Einstein e colleghi si sono scagliati contro la teoria dei quanti perché apparentemente ha infranto il principio di “località”, secondo il quale un evento che accade in un luogo non può influenzare istantaneamente qualcosa di molto lontano. Un altro modo per dirlo è che niente, nemmeno l’informazione, può viaggiare più veloce della velocità della luce.

Per ribadire il paradosso: immagina una coppia di particelle collegate (o “aggrovigliate”), A e B, che escono da un nucleo radioattivo nello stesso momento, muovendosi alla stessa velocità ma in direzioni opposte.

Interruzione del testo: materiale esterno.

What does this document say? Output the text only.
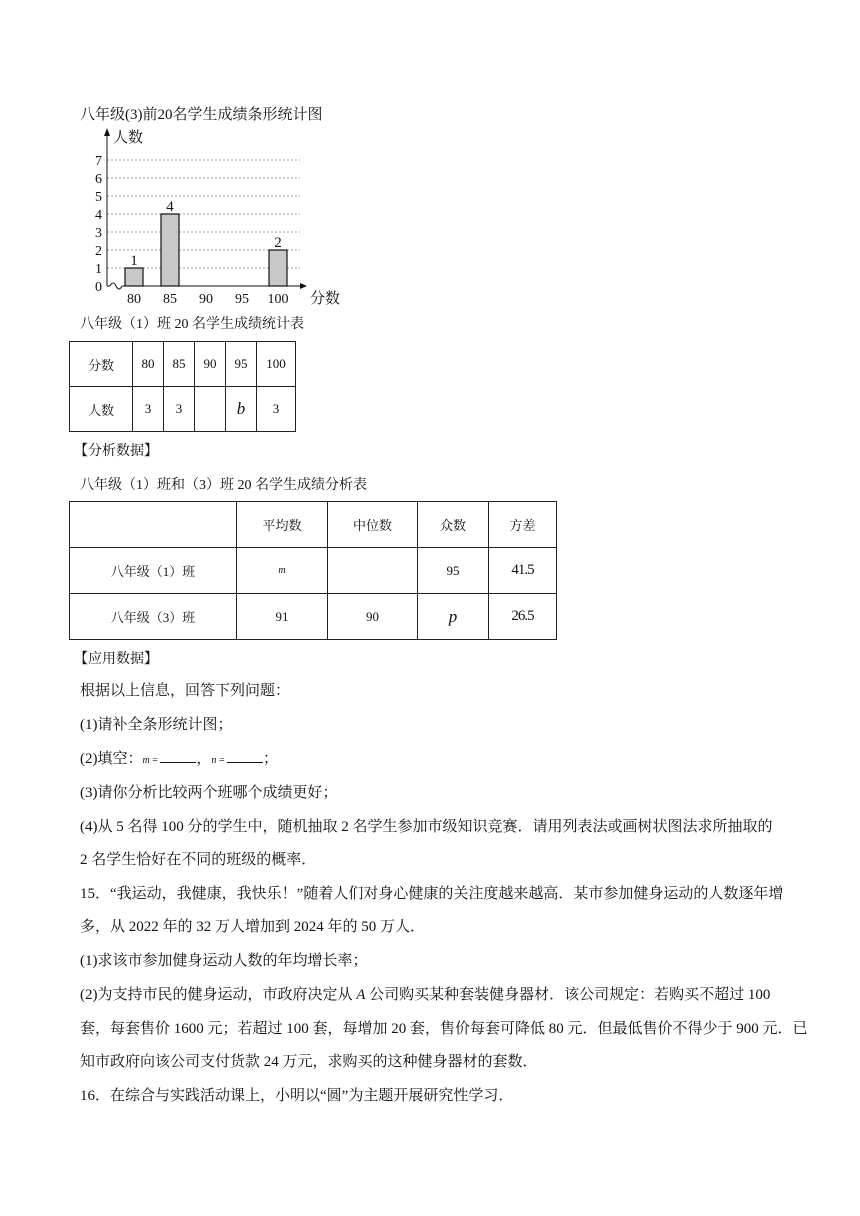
八年级(3)前20名学生成绩条形统计图
0
1
2
3
4
5
6
7
人数
分数
80
1
85
4
90 95 100
2
八年级（1）班 20 名学生成绩统计表
分数	80	85	90	95	100
人数	3	3		b	3
【分析数据】
八年级（1）班和（3）班 20 名学生成绩分析表
	平均数	中位数	众数	方差
八年级（1）班	m		95	41.5
八年级（3）班	91	90	p	26.5
【应用数据】
根据以上信息，回答下列问题：
(1)请补全条形统计图；
(2)填空：m = ，n = ；
(3)请你分析比较两个班哪个成绩更好；
(4)从 5 名得 100 分的学生中，随机抽取 2 名学生参加市级知识竞赛．请用列表法或画树状图法求所抽取的
2 名学生恰好在不同的班级的概率．
15．“我运动，我健康，我快乐！”随着人们对身心健康的关注度越来越高．某市参加健身运动的人数逐年增
多，从 2022 年的 32 万人增加到 2024 年的 50 万人．
(1)求该市参加健身运动人数的年均增长率；
(2)为支持市民的健身运动，市政府决定从 A 公司购买某种套装健身器材．该公司规定：若购买不超过 100
套，每套售价 1600 元；若超过 100 套，每增加 20 套，售价每套可降低 80 元．但最低售价不得少于 900 元．已
知市政府向该公司支付货款 24 万元，求购买的这种健身器材的套数．
16．在综合与实践活动课上，小明以“圆”为主题开展研究性学习．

La teoria quantistica impone che ogni particella esista contemporaneamente in più possibili stati osservabili, fino all’istante in cui viene osservata, quando “collassa” in uno stato con proprietà definite (come la posizione). Una di queste proprietà è chiamata spin; ed è possibile produrre A e B in modo tale che lo spin di A sia correlato allo spin di B. Il punto cruciale sulle particelle entangled è questo: misurare lo spin di A rivela automaticamente lo spin di B, e nessuno dei due numeri è pre -determinato.

Ma cosa accadrebbe se A e B finissero agli estremi opposti dell’universo? La misurazione di A rivelerebbe istantaneamente la rotazione di B, forse a migliaia di miliardi di anni luce di distanza, violando la località. Come potrebbe una misurazione qui influenzare una particella laggiù? Lo stesso Einstein ha deriso lo scenario definendolo “un’azione spettrale a distanza”, suggerendo che potrebbero esserci fattori non quantistici, o “variabili nascoste”, in gioco.

I vincitori sono stati in grado di dimostrare, attraverso una serie di intricati esperimenti, che questo allineamento spettrale – ora chiamato entanglement quantistico – tra due particelle appositamente prodotte esiste davvero su vaste distanze senza alcun ricorso a fattori non quantistici. L’ispirazione originale per gli esperimenti risale a un brillante fisico nordirlandese chiamato John Bell, che ha lavorato principalmente alla progettazione di acceleratori al Cern ma si è dilettato in modo impressionante nella teoria quantistica durante i suoi tempi di inattività. (Bell, morto nel 1990 all’età di 62 anni, avrebbe sicuramente vinto un Nobel se fosse vivo oggi.)

Negli anni ’60, Bell indicò un modo per risolvere il paradosso EPR, spiegando come annusare i fattori non quantistici. Clauser è stato il primo a raccogliere queste idee sperimentalmente, dimostrando che le particelle collegate mostravano un alto grado di allineamento spettrale quando osservate dai rivelatori; Aspect e Zeilinger sono andati ancora oltre, con quest’ultimo che ha dimostrato un fenomeno chiamato teletrasporto quantistico. Tra di loro, hanno dimostrato che l’entanglement quantistico è reale e che l’interpretazione di Einstein era sbagliata.

La fisica quantistica infastidiva Einstein perché si scontrava con la sua comprensione intuitiva della realtà fisica. Nel regno quantistico, non si può dire che esista nulla finché non viene misurato o osservato. Che stona con la nostra convinzione che le particelle abbiano proprietà intrinseche: sicuramente una banana è curva e gialla anche quando non la guardiamo? Vedral spiega: “Non esiste una realtà sottostante del tipo che Einstein immaginava. Tuttavia, la fisica quantistica non dice che non ci sia realtà là fuori. Si dà il caso che sia quantico”.

L’entanglement quantistico porta quella scombussolamento a nuove vette. Filippo Ball, autore di Oltre Strano, un noto esplicativo sulla fisica quantistica, offre questa descrizione: “Una volta che due particelle si sono aggrovigliate, allora . . . non sono più oggetti diversi. Sono la stessa entità che non puoi abbattere.

È assolutamente esasperante vivere in un mondo che mostra fenomeni così in contrasto con la nostra esperienza quotidiana. Tuttavia, a un altro livello, la realtà quantistica non è né qui né là.